Page 1 of 1

How does DHT torrent indexing sites scrape infoHashes efficiently?

Posted: Wed Feb 17, 2021 11:51 am
by LouisJMurphy
I am interested how DHT torrent indexing site works. I have working scraper of inhoHashes written using nodejs lib. At first time I tried to execute behind NAT, but it was not efficient, then I went to BSD server with public IP and things are really better. In many publications about this topic, I have learnt that best solution is to run several virtual DHT nodes to scrape infoHashes faster. I have code which initiate several DHT nodes instances runned with unique NODEID and on own port.

My nodejs code:

"use strict"
talktowendys
const DHT = require('bittorrent-dht')
const crypto = require('crypto');

let DHTnodeID = []
for(let i = 1; i<=10; i++){
DHTnodeID.push({:crypto.createHash('sha1').update(`myDHTnodeLocal${i}`).digest('hex')}) //Give each node unique hash ID
}

let dhtOpt = {
nodeId: '', // 160-bit DHT node ID (Buffer or hex string, default: randomly generated)
//bootstrap: [], // bootstrap servers (default: router.bittorrent.com:6881, router.utorrent.com:6881, dht.transmissionbt.com:6881)
host: false, // host of local peer, if specified then announces get added to local table (String, disabled by default)
concurrency: 16, // k-rpc option to specify maximum concurrent UDP requests allowed (Number, 16 by default)
//hash: Function, // custom hash function to use (Function, SHA1 by default),
//krpc: krpc(), // optional k-rpc instance
//timeBucketOutdated: 900000, // check buckets every 15min
//maxAge: Infinity // optional setting for announced peers to time out
}

var dhtNodes = []
for(let i = 1; i<=DHTnodeID.length; i++){
dhtOpt.nodeId = DHTnodeID[i-1][String(i)]
dhtNodes.push(new DHT(dhtOpt))
}

let port = 6881 //run 10 DHT nodes
for(let item of dhtNodes){
item.listen(port, listenFce)
item.on('ready', readyFce)
item.on('announce', announceFce)

port++
}
Then I found one university research project, where is following statement:

The most obvious approach to increasing throughput is using several DHT nodes instead of one. Using several ports on a single IP address was not considered a viable option due to IP-address based filtering against potential DoS attacks. Instead the indexer is designed to run on several hosts or on a multihomed host. Individual instances synchronize their indexing activity through a shared relational database that stores discovered infohashes and the current processing stage for each .torrent file.
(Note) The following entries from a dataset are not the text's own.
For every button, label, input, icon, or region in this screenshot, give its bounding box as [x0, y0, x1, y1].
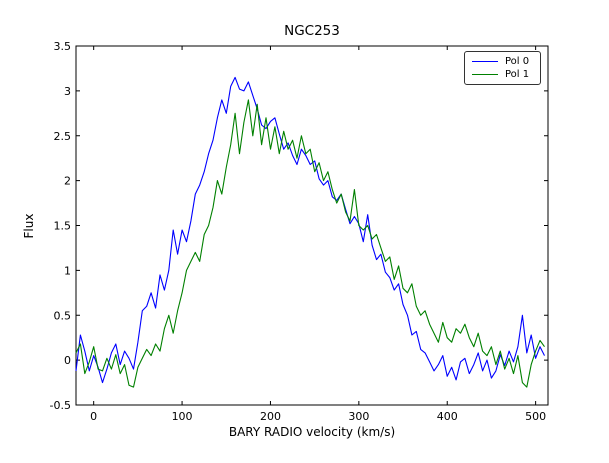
chart-title: NGC253 [284, 23, 340, 39]
legend-line-pol0-icon [472, 61, 498, 62]
x-axis-label: BARY RADIO velocity (km/s) [229, 425, 395, 439]
y-tick-label: 2 [64, 175, 71, 188]
x-tick-label: 500 [525, 410, 546, 423]
x-tick-label: 0 [90, 410, 97, 423]
legend-entry-pol1: Pol 1 [472, 68, 535, 81]
y-tick-label: 0.5 [54, 309, 72, 322]
x-tick-label: 400 [437, 410, 458, 423]
legend-label-pol1: Pol 1 [505, 69, 530, 80]
y-tick-label: 1.5 [54, 220, 72, 233]
y-tick-label: 1 [64, 264, 71, 277]
series-line-pol1 [75, 99, 545, 388]
series-line-pol0 [75, 76, 545, 384]
x-tick-label: 300 [348, 410, 369, 423]
data-lines [75, 76, 545, 388]
y-tick-label: 3 [64, 85, 71, 98]
legend-label-pol0: Pol 0 [505, 56, 530, 67]
legend: Pol 0 Pol 1 [464, 51, 541, 85]
x-tick-label: 200 [260, 410, 281, 423]
y-tick-label: -0.5 [50, 399, 71, 412]
axis-ticks: 0 100 200 300 400 500 -0.5 0 0.5 1 1.5 2 2.5 3 3.5 [50, 40, 548, 423]
y-tick-label: 3.5 [54, 40, 72, 53]
legend-entry-pol0: Pol 0 [472, 55, 535, 68]
plot-frame [75, 45, 549, 406]
x-tick-label: 100 [172, 410, 193, 423]
legend-line-pol1-icon [472, 74, 498, 75]
y-tick-label: 2.5 [54, 130, 72, 143]
y-axis-label: Flux [22, 214, 36, 239]
y-tick-label: 0 [64, 354, 71, 367]
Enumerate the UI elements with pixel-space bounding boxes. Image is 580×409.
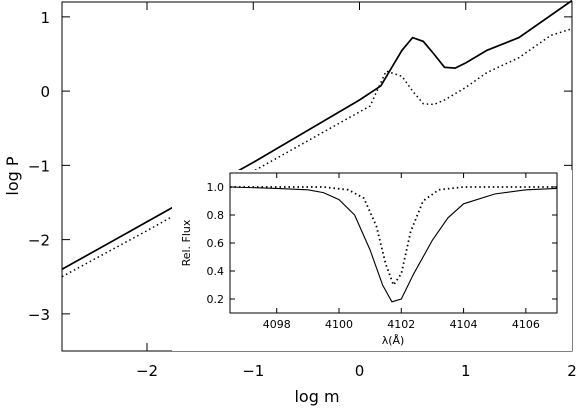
inset-x-tick-label: 4106 bbox=[512, 318, 540, 331]
series-y-tick-label: 1 bbox=[40, 9, 50, 27]
series-y-tick-label: −3 bbox=[28, 306, 50, 324]
series-series-dotted-line bbox=[61, 27, 573, 278]
inset-y-tick-label: 0.4 bbox=[207, 265, 225, 278]
series-x-tick-label: −1 bbox=[242, 362, 264, 380]
series-x-tick-label: 2 bbox=[567, 362, 577, 380]
inset-chart: 4098 4100 4102 4104 4106 0.2 0.4 0.6 0.8 1.0 λ(Å)… bbox=[172, 170, 572, 351]
main-y-axis-title: log P bbox=[3, 156, 22, 195]
series-y-tick-label: −1 bbox=[28, 157, 50, 175]
inset-x-tick-label: 4098 bbox=[263, 318, 291, 331]
inset-x-axis-title: λ(Å) bbox=[382, 334, 405, 347]
inset-y-tick-label: 0.6 bbox=[207, 237, 225, 250]
main-series bbox=[61, 0, 573, 278]
series-x-tick-label: −2 bbox=[136, 362, 158, 380]
inset-background bbox=[172, 170, 572, 351]
series-series-solid-line bbox=[61, 0, 573, 271]
inset-series-solid-line bbox=[229, 186, 558, 303]
inset-x-tick-label: 4102 bbox=[387, 318, 415, 331]
series-y-tick-label: −2 bbox=[28, 232, 50, 250]
series-x-tick-label: 0 bbox=[355, 362, 365, 380]
main-ticks: −2 −1 0 1 2 −3 −2 −1 0 1 bbox=[28, 2, 577, 380]
series-y-tick-label: 0 bbox=[40, 83, 50, 101]
inset-series bbox=[229, 186, 558, 303]
main-x-axis-title: log m bbox=[294, 387, 339, 406]
inset-y-tick-label: 0.8 bbox=[207, 209, 225, 222]
series-x-tick-label: 1 bbox=[461, 362, 471, 380]
inset-y-tick-label: 1.0 bbox=[207, 181, 225, 194]
inset-x-tick-label: 4100 bbox=[325, 318, 353, 331]
inset-y-axis-title: Rel. Flux bbox=[180, 219, 193, 266]
inset-x-tick-label: 4104 bbox=[450, 318, 478, 331]
inset-y-tick-label: 0.2 bbox=[207, 293, 225, 306]
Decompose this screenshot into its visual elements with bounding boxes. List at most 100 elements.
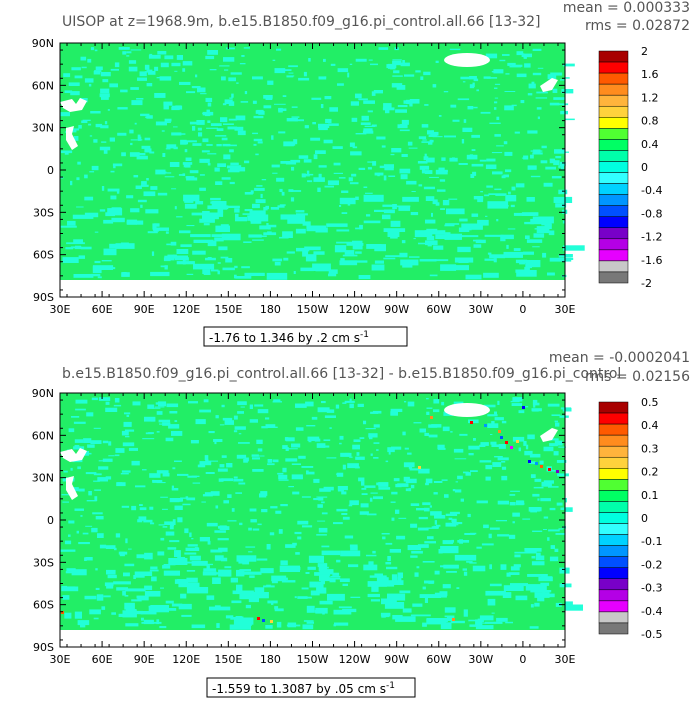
anomaly-cell <box>88 123 92 126</box>
anomaly-cell <box>66 242 85 245</box>
anomaly-cell <box>487 598 496 606</box>
anomaly-cell <box>552 88 558 93</box>
anomaly-cell <box>115 243 135 249</box>
anomaly-cell <box>68 534 71 537</box>
anomaly-cell <box>543 480 554 484</box>
anomaly-cell <box>201 150 210 153</box>
anomaly-cell <box>266 224 277 228</box>
anomaly-cell <box>352 240 363 246</box>
anomaly-cell <box>363 128 373 132</box>
anomaly-cell <box>78 125 82 129</box>
anomaly-cell <box>422 622 427 627</box>
anomaly-cell <box>190 440 199 444</box>
anomaly-cell <box>452 489 456 492</box>
anomaly-cell <box>435 202 440 206</box>
anomaly-cell <box>197 87 206 93</box>
anomaly-cell <box>547 438 559 441</box>
anomaly-cell <box>237 411 244 414</box>
anomaly-cell <box>337 68 349 73</box>
anomaly-cell <box>238 433 242 435</box>
anomaly-cell <box>256 439 263 444</box>
anomaly-cell <box>459 218 468 222</box>
anomaly-cell <box>95 66 103 71</box>
x-tick-label: 30E <box>50 303 71 316</box>
anomaly-cell <box>368 433 378 438</box>
anomaly-cell <box>207 153 217 155</box>
anomaly-cell <box>364 485 376 488</box>
anomaly-cell <box>374 209 386 212</box>
anomaly-cell <box>286 448 298 450</box>
anomaly-cell <box>373 442 380 444</box>
anomaly-cell <box>378 487 391 490</box>
anomaly-cell <box>395 509 400 514</box>
anomaly-cell <box>558 528 563 530</box>
colorbar-swatch <box>598 456 629 469</box>
anomaly-cell <box>347 72 350 78</box>
anomaly-cell <box>350 101 359 106</box>
anomaly-cell <box>359 511 369 515</box>
anomaly-cell <box>195 419 206 425</box>
anomaly-cell <box>277 205 285 208</box>
anomaly-cell <box>122 442 135 447</box>
anomaly-cell <box>99 146 111 151</box>
anomaly-cell <box>230 617 237 620</box>
anomaly-cell <box>70 91 80 96</box>
anomaly-cell <box>149 53 153 58</box>
anomaly-cell <box>172 467 176 470</box>
anomaly-cell <box>192 126 196 131</box>
anomaly-cell <box>227 494 232 498</box>
anomaly-cell <box>267 231 272 233</box>
anomaly-cell <box>383 209 395 214</box>
anomaly-cell <box>409 468 420 471</box>
anomaly-cell <box>206 565 210 570</box>
anomaly-cell <box>306 170 310 175</box>
anomaly-cell <box>85 525 93 527</box>
y-tick-label: 30N <box>32 472 54 485</box>
anomaly-cell <box>107 574 117 579</box>
anomaly-cell <box>287 217 306 224</box>
anomaly-cell <box>186 225 195 227</box>
anomaly-cell <box>492 462 502 467</box>
anomaly-cell <box>554 149 565 154</box>
anomaly-cell <box>532 402 540 406</box>
anomaly-cell <box>286 75 295 77</box>
anomaly-cell <box>186 570 196 572</box>
anomaly-cell <box>65 113 68 115</box>
anomaly-cell <box>326 409 335 413</box>
anomaly-cell <box>438 447 446 450</box>
anomaly-cell <box>110 170 115 173</box>
anomaly-cell <box>82 119 91 121</box>
anomaly-cell <box>364 125 375 127</box>
anomaly-cell <box>401 240 406 244</box>
anomaly-cell <box>424 104 429 106</box>
anomaly-cell <box>141 145 151 149</box>
anomaly-cell <box>259 235 267 237</box>
anomaly-cell <box>140 113 150 117</box>
anomaly-cell <box>93 139 98 143</box>
anomaly-cell <box>510 204 515 208</box>
anomaly-cell <box>424 541 436 544</box>
anomaly-cell <box>489 254 505 259</box>
anomaly-cell <box>401 154 408 157</box>
colorbar-swatch <box>598 150 629 162</box>
anomaly-cell <box>371 124 377 127</box>
anomaly-cell <box>525 235 530 239</box>
panel-top-greenland-mask <box>444 53 490 67</box>
anomaly-cell <box>419 594 442 598</box>
anomaly-cell <box>319 600 333 605</box>
outlier-speckle <box>470 421 473 424</box>
anomaly-cell <box>365 192 373 194</box>
anomaly-cell <box>352 146 358 149</box>
anomaly-cell <box>434 520 437 525</box>
anomaly-cell <box>209 69 217 71</box>
anomaly-cell <box>158 419 171 423</box>
anomaly-cell <box>257 448 263 452</box>
anomaly-cell <box>203 399 209 403</box>
anomaly-cell <box>227 520 237 522</box>
anomaly-cell <box>184 257 189 261</box>
anomaly-cell <box>204 492 217 496</box>
anomaly-cell <box>352 244 363 250</box>
anomaly-cell <box>298 455 306 459</box>
anomaly-cell <box>358 167 366 170</box>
By Aaron Grunthal - University of Applied Sciences Esslingen

If above statement is true does it mean, that my 10 node DHT instances will be considered as DoS attack and can I be penalized somehow? If that is true, how then those websites (DHT torrent indexing site) deal with this problem? Is there any possibility to run efficient infoHash scraper with one public IP on one server? Obviously the more instances I execute the more hashes I get but above statement make me worry. Thank you very much in advance.